Sibu night market moves to Cross Road

NO MORE THERE: After 40 years, the night market has been shifted to the Butterfly Garden at Cross Road. Photos by Othman Ishak

SIBU: The sun has finally set on Sibu Night Market at Market Road, thereby closing a chapter on its glorious 40 years as a tourist hot spot.

The tourism-award-winning market had been reputed as the most successful and the biggest ‘pasar malam’ in Sarawak where townsfolk could buy almost all household items under the evening sky.

The historic moment for the former wet market building came on Sunday night when its 176 traders operated their stalls there for the last time.

SPOILT FOR CHOICE: An assortment of food on skewers.

The traders opened their stalls as usual at 5pm on Sunday, and by 10pm, they packed and went home.

As it was closing, a hawker selling drinks said: “Good bye, Pasar Malam of Market Road. We are leaving you behind; we may never come back again to trade here.”

Business that night went on as usual. Not many townsfolk realised they would be there for the last time.
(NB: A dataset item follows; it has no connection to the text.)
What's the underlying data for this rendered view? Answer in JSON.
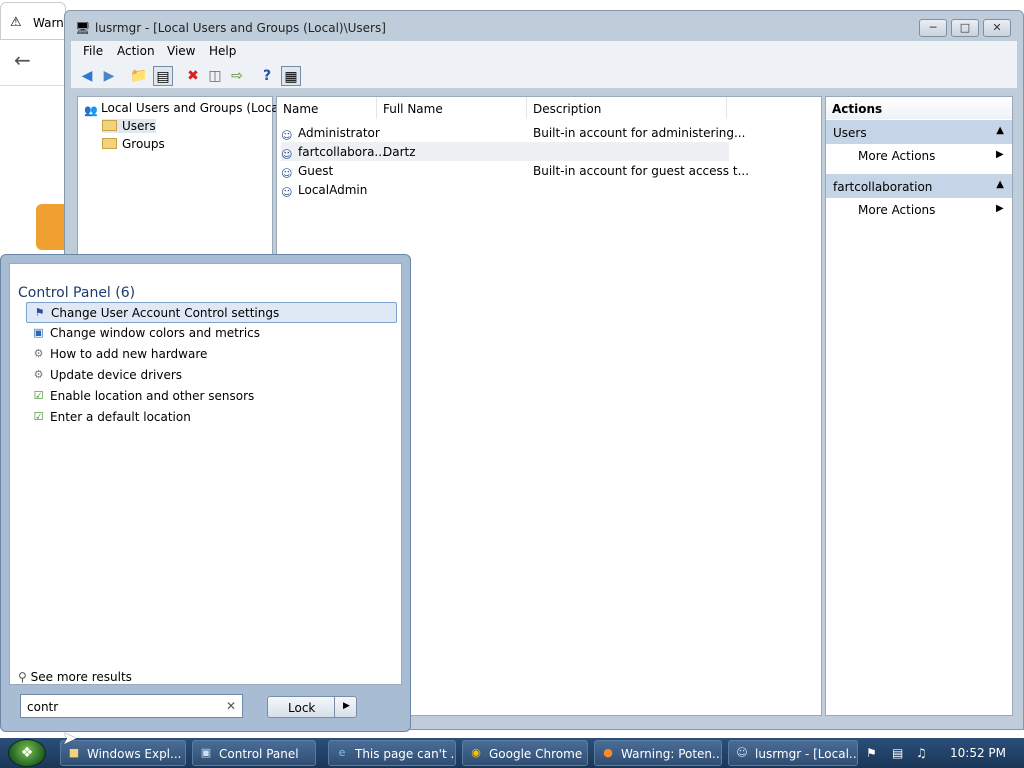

Beginning last night, the new night market is a block away at Cross Road – at the car parking lots which the townsfolk call The Butterfly Garden.

A housewife, when asked on Sunday night on how she felt of her last trip to the market, expressed shock.
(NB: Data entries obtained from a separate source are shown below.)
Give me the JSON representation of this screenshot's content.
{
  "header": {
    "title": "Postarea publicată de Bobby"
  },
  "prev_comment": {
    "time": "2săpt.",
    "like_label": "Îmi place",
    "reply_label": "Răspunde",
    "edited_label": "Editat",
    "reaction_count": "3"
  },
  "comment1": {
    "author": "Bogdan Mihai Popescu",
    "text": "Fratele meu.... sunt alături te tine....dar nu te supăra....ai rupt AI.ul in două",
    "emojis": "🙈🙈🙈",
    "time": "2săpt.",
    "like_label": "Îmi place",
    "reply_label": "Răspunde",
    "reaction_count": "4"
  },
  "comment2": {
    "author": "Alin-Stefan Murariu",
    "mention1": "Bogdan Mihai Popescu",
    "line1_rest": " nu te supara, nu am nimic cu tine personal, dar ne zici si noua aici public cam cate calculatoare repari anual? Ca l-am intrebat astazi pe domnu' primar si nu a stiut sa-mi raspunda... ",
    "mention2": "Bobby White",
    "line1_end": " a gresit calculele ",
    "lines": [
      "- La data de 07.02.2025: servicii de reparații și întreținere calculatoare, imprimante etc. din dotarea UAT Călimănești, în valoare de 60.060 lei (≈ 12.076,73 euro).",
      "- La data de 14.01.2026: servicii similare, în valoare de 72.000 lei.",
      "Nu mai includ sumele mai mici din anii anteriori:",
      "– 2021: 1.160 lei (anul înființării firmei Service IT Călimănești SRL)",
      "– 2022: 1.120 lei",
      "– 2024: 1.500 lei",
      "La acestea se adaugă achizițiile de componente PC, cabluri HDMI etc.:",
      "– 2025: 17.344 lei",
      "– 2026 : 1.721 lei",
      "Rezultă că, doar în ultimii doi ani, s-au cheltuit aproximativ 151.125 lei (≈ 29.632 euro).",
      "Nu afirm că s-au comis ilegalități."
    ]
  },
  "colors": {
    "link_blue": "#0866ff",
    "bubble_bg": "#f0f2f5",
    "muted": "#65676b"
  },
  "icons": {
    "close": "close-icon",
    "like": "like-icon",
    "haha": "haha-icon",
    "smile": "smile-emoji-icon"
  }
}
“I have heard about the relocation but I did not realise it has come so soon.” The 42-year-old woman said she went there almost nightly on her way home because she needed to buy steamed buns for breakfast the next day.

REFRESHING AND FRESH: A vendor selling both imported and tropical fruits.
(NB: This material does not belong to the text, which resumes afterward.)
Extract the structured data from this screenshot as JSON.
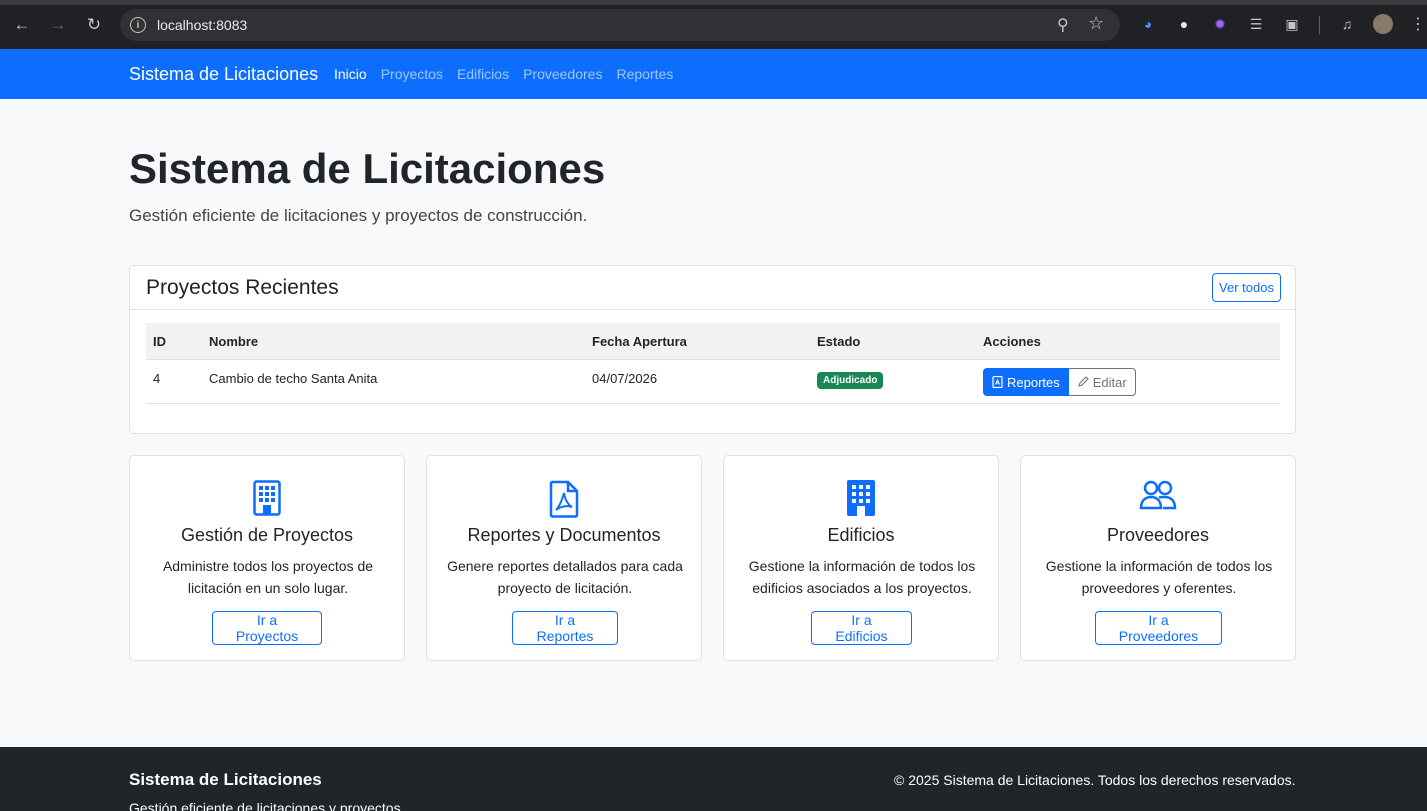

“I don’t know if it is convenient to buy buns nightly at the new location. I shall try. If it is inconvenient, I shall buy from another place but I will miss this old night market.”

A few hawkers, when asked on the relocation, refused to comment, saying they would analyse the situation at the new venue first.

But most traders said they were used to trading at Market Road because for some, they had been there for three generations.

The night market was opened in 1973 when the local council provided a trading venue for villagers following their mass exodus to the town during the Emergency Period.

AN ASSORTMENT OF JEWLERY: Necklaces, rings, ear rings and anything a lady needs are all here.

Meanwhile, Sibu Municipal Council’s Petty Traders and Market Standing Committee chairman Chieng Buong Toon said yesterday they expected the market not to run smoothly during the first week as the traders needed to get used to the new environment.

He, however, assured that more than a dozen enforcement officers from the council would be stationed there to help out.

“As I see it, the situation might be messy at first. Be patient. Let things work out.”

Chieng said Cross Road would be closed to traffic at 4pm, and the hawkers would move in at 5pm.

THE IT DEPARTMENT: A boy and a woman at the stall selling IT items.

He said at the other end of the market at Island Road, traffic would be closed at 3pm to make way for the setting up of the market.

“I hope owners will drive their cars out of Butterfly Garden at 4pm.”Although the hawkers are reserving their comments, shop owners surrounding the Butterfly Garden are already complaining.

When met yesterday, they said the regulations of the night market were impractical.

They were fuming because they said the council had not sought their opinions.

“They want our cars to leave the Butterfly Garden at 4. We close at between 5pm and 8pm. This means our workers will need to drive their cars out at 4pm and return to their workplace again, only to leave the office thereafter at 5 when they finish work.”

There are 40 traders doing businesses in the shops there. Some said they would normally be still unloading at 4pm, and their unloading activities might stretch till nightfall.

Taxi drivers too are unhappy.

AN OPTICAL CORNER: A customer trying sunglasses at a stall.

POTATO ROLLS: A stall selling deep fried food

FRESH FROM THE OVEN: The stall selling roast pork, chicken, braised pork and others.

AROMATIC: Hawkers selling the ‘Apam Balik’ kuih.